Table-Lookup MAC: Scalable Processing of Quantised Neural Networks in FPGA Soft Logic

Recent advancements in neural network quantisation have yielded remarkable outcomes, with three-bit networks reaching state-of-the-art full-precision accuracy in complex tasks. These achievements present valuable opportunities for accelerating neural networks by computing in reduced precision. Implementing it on FPGAs can take advantage of bit-level reconfigurability, which is not available on conventional CPUs and GPUs. Simultaneously, the high data intensity of neural network processing has inspired computing-in-memory paradigms, including on FPGA platforms. By programming the effects of trained model weights as lookup operations in soft logic, the transfer of weight data from memory units can be avoided, alleviating the memory bottleneck.
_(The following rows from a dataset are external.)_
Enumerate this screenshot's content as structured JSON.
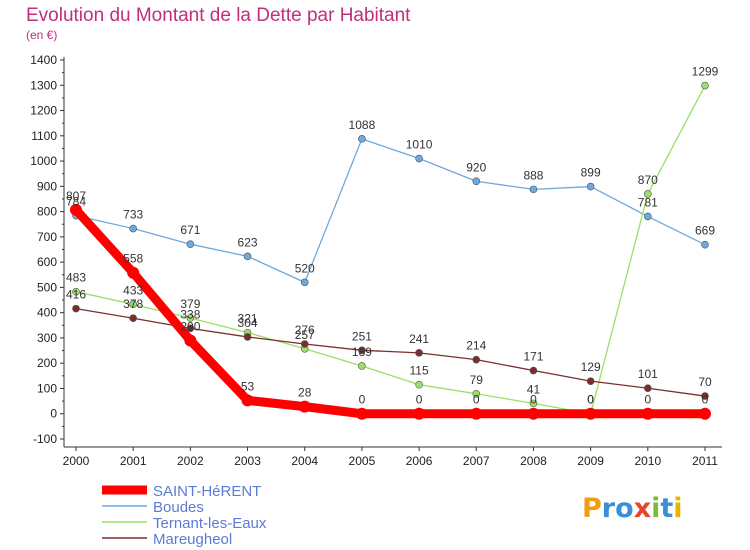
{
  "chart_data": {
    "type": "line",
    "title": "Evolution du Montant de la Dette par Habitant",
    "subtitle": "(en €)",
    "x": [
      "2000",
      "2001",
      "2002",
      "2003",
      "2004",
      "2005",
      "2006",
      "2007",
      "2008",
      "2009",
      "2010",
      "2011"
    ],
    "ylim": [
      -100,
      1400
    ],
    "yticks": [
      -100,
      0,
      100,
      200,
      300,
      400,
      500,
      600,
      700,
      800,
      900,
      1000,
      1100,
      1200,
      1300,
      1400
    ],
    "grid": false,
    "legend_position": "bottom-left",
    "series": [
      {
        "name": "SAINT-HéRENT",
        "color": "#ff0000",
        "values": [
          807,
          558,
          290,
          53,
          28,
          0,
          0,
          0,
          0,
          0,
          0,
          0
        ]
      },
      {
        "name": "Boudes",
        "color": "#6fa8dc",
        "values": [
          784,
          733,
          671,
          623,
          520,
          1088,
          1010,
          920,
          888,
          899,
          781,
          669
        ]
      },
      {
        "name": "Ternant-les-Eaux",
        "color": "#99e066",
        "values": [
          483,
          433,
          379,
          321,
          257,
          189,
          115,
          79,
          41,
          0,
          870,
          1299
        ]
      },
      {
        "name": "Mareugheol",
        "color": "#7b2e2e",
        "values": [
          416,
          378,
          338,
          304,
          276,
          251,
          241,
          214,
          171,
          129,
          101,
          70
        ]
      }
    ]
  },
  "branding": {
    "logo_text": "Proxiti"
  }
}
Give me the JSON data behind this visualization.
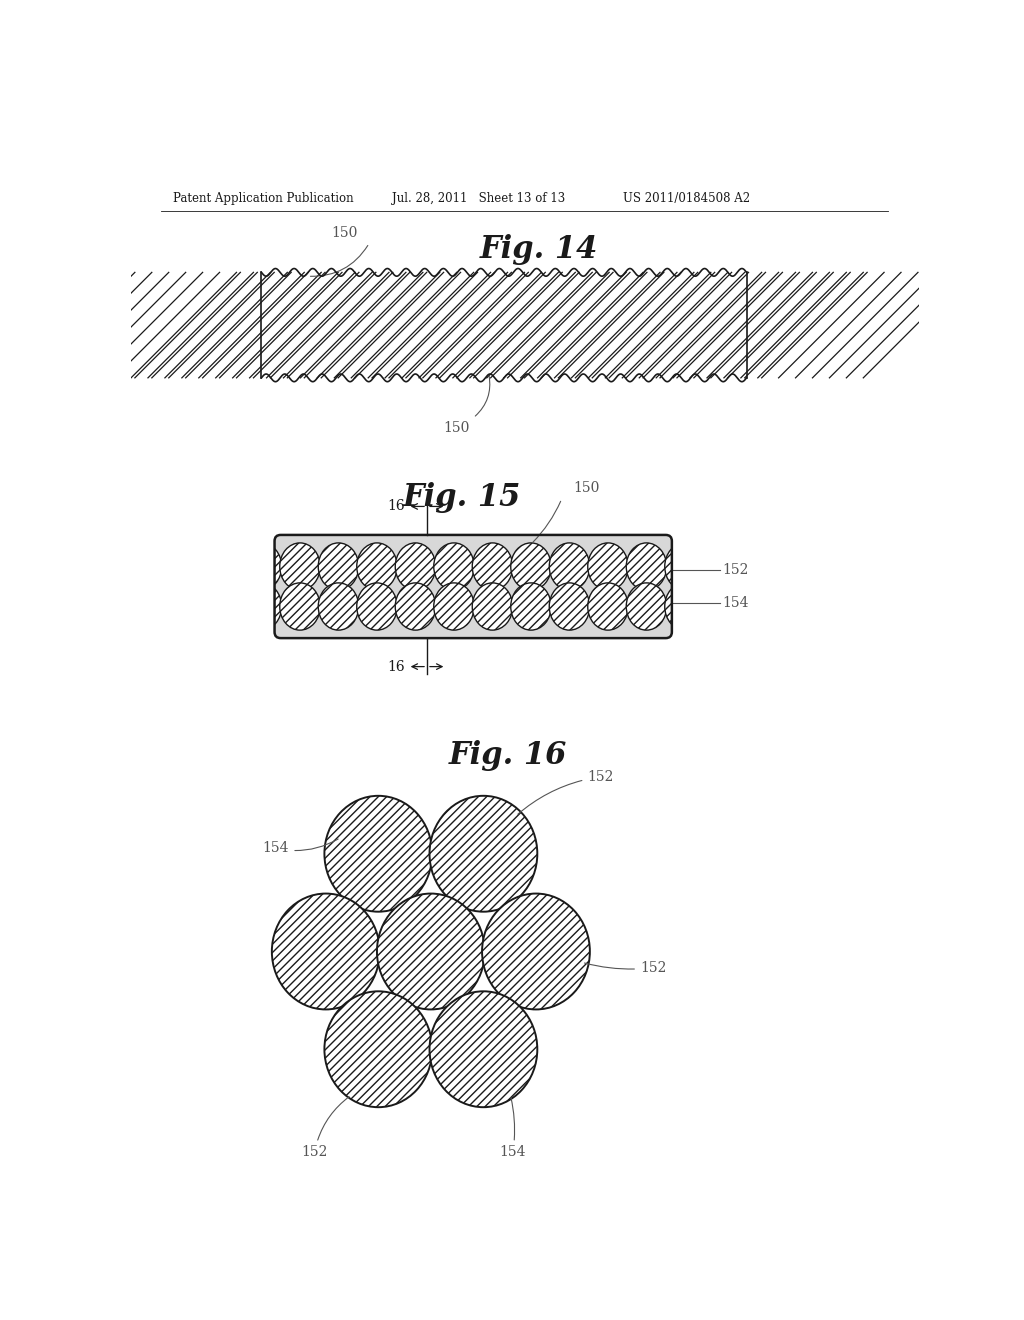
{
  "header_left": "Patent Application Publication",
  "header_mid": "Jul. 28, 2011   Sheet 13 of 13",
  "header_right": "US 2011/0184508 A2",
  "fig14_title": "Fig. 14",
  "fig15_title": "Fig. 15",
  "fig16_title": "Fig. 16",
  "bg_color": "#ffffff",
  "line_color": "#1a1a1a",
  "label_color": "#555555"
}
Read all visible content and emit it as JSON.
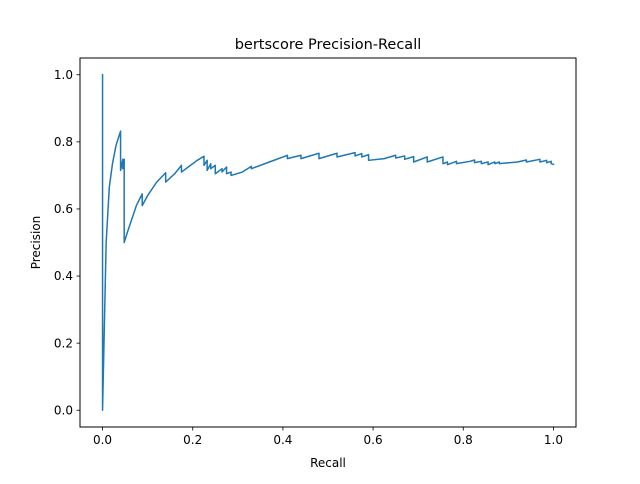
{
  "chart_data": {
    "type": "line",
    "title": "bertscore Precision-Recall",
    "xlabel": "Recall",
    "ylabel": "Precision",
    "xlim": [
      -0.05,
      1.05
    ],
    "ylim": [
      -0.05,
      1.05
    ],
    "x_ticks": [
      0.0,
      0.2,
      0.4,
      0.6,
      0.8,
      1.0
    ],
    "x_tick_labels": [
      "0.0",
      "0.2",
      "0.4",
      "0.6",
      "0.8",
      "1.0"
    ],
    "y_ticks": [
      0.0,
      0.2,
      0.4,
      0.6,
      0.8,
      1.0
    ],
    "y_tick_labels": [
      "0.0",
      "0.2",
      "0.4",
      "0.6",
      "0.8",
      "1.0"
    ],
    "grid": false,
    "legend": "none",
    "series": [
      {
        "color": "#1f77b4",
        "x": [
          0.0,
          0.0,
          0.008,
          0.015,
          0.022,
          0.03,
          0.04,
          0.04,
          0.045,
          0.045,
          0.048,
          0.048,
          0.055,
          0.065,
          0.075,
          0.088,
          0.088,
          0.1,
          0.12,
          0.14,
          0.14,
          0.16,
          0.175,
          0.175,
          0.19,
          0.21,
          0.225,
          0.225,
          0.232,
          0.232,
          0.24,
          0.24,
          0.25,
          0.25,
          0.265,
          0.265,
          0.275,
          0.275,
          0.285,
          0.285,
          0.31,
          0.33,
          0.33,
          0.37,
          0.41,
          0.41,
          0.44,
          0.44,
          0.48,
          0.48,
          0.52,
          0.52,
          0.56,
          0.56,
          0.575,
          0.575,
          0.59,
          0.59,
          0.625,
          0.65,
          0.65,
          0.67,
          0.67,
          0.69,
          0.69,
          0.72,
          0.72,
          0.755,
          0.755,
          0.765,
          0.765,
          0.785,
          0.785,
          0.815,
          0.825,
          0.825,
          0.84,
          0.84,
          0.855,
          0.855,
          0.87,
          0.87,
          0.88,
          0.88,
          0.92,
          0.94,
          0.94,
          0.97,
          0.97,
          0.985,
          0.985,
          0.995,
          0.995,
          1.0
        ],
        "y": [
          1.0,
          0.0,
          0.5,
          0.665,
          0.735,
          0.79,
          0.832,
          0.715,
          0.748,
          0.72,
          0.748,
          0.5,
          0.53,
          0.57,
          0.61,
          0.645,
          0.61,
          0.64,
          0.68,
          0.708,
          0.68,
          0.705,
          0.73,
          0.71,
          0.725,
          0.745,
          0.757,
          0.73,
          0.745,
          0.715,
          0.735,
          0.72,
          0.73,
          0.705,
          0.72,
          0.71,
          0.725,
          0.705,
          0.71,
          0.7,
          0.71,
          0.727,
          0.72,
          0.74,
          0.76,
          0.75,
          0.76,
          0.75,
          0.766,
          0.75,
          0.766,
          0.755,
          0.768,
          0.758,
          0.765,
          0.755,
          0.762,
          0.745,
          0.75,
          0.76,
          0.752,
          0.758,
          0.748,
          0.756,
          0.74,
          0.755,
          0.74,
          0.755,
          0.735,
          0.74,
          0.732,
          0.742,
          0.735,
          0.742,
          0.746,
          0.738,
          0.742,
          0.735,
          0.74,
          0.732,
          0.74,
          0.735,
          0.74,
          0.735,
          0.74,
          0.746,
          0.74,
          0.748,
          0.74,
          0.745,
          0.738,
          0.742,
          0.735,
          0.733
        ]
      }
    ]
  }
}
However, previous methods face poor scalability - the high logic utilisation limiting them to small networks/sub-networks of binary models with low accuracy. In this paper, we introduce Table Lookup Multiply-Accumulate (TLMAC) as a framework to compile and optimise quantised neural networks for scalable lookup-based processing. TLMAC clusters and maps unique groups of weights to lookup-based processing elements, enabling highly parallel computation while taking advantage of parameter redundancy. Further place and route algorithms are proposed to reduce LUT utilisation and routing congestion. We demonstrate that TLMAC significantly improves the scalability of previous related works. Our efficient logic mapping and high degree of reuse enables entire ImageNet-scale quantised models with full-precision accuracy to be implemented using lookup-based computing on one commercially available FPGA.